Bir de gidiyorsun karımdan şüphelendim diye dedektif tutup karını gözetletiyorsun. Allah göstermesin bu kadıncağızın bir yanlışı yoksa ne olacak? Elin adamı karının bütün mahrem bilgilerini öğrenecek, e-devletten alt üst soy bilgilerini sorgulatacak, dört nesil sülale bilgilerini öğrenecek.
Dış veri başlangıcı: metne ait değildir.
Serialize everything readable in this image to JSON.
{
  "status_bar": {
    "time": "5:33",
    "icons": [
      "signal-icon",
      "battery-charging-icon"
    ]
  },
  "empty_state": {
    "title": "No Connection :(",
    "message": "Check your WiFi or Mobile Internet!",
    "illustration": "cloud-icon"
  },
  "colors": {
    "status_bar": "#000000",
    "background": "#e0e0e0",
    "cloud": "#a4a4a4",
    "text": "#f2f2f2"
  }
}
Allah aşkına böyle şey olur mu Kenan?
Dedektif araştırdı ve Perihan’ın sık sık gidip geldiği bir bayan arkadaşının apartmanına Perihan’ın daha önceden ayrılmış olduğu kocası Vecdi’nin taşındığını söyledi.
Artık Kenan’ın kafasında şüphe kalmadı. Hemen boynuz şakırtılarını kalbinin en derininde hissetmeye başladı. İşte değerli okuyucular ben bu durumlara acayip hasta oluyorum. Sen bu kadınla yıllardan beri birlikte ol. İyi günde kötü günde birlikte hayatı omuzlamaya çalış, ondan sonra da iki tesadüf bir araya geldi diye kadıncağızın günahını al. Öyle şey olur mu?
Kenan, anahtarı Vecdi’nin evine denemek için gidiyor ancak ne gitmek adamın kalbi yerinden çıkacak. Acaba karım bana bir falso yaptı mı? Diye acı acı düşünürken dayanamayıp Vecdi’nin kapısının önünde bayılıyor.
Hasılı kelam: Kenan hastaneye kaldırılıp tedavi ettiriliyor. Bütün olup biteni Perihan’ın kuzeni Rüstem, Perihan’a anlatıyor, Perihan çok üzülüyor; Kenan Perihan’a ettiğinden çok üzülüyor….
Arkadaş! Nasıl bir iş bu anlayamadım. Sen bir anahtarını kaybettiğini canı ciğer karına söyleme; senin hayatında olup biteni herkes bilsin. Rüstem olanları Perihan’a anlatsın. Olacak iş değil.
Valla ne derseniz deyin; Refik Halit Karay’ın Anahtar isimli bu romanı benim sinirlerimi altüst etti hatta beni depresyona soktu. Ne diyeceğimi bilemiyorum şu an. Yine de insanlara önyargısız yaklaşmamız gerektiği dersini çıkarsak bile kardır, diye düşünmekteyim.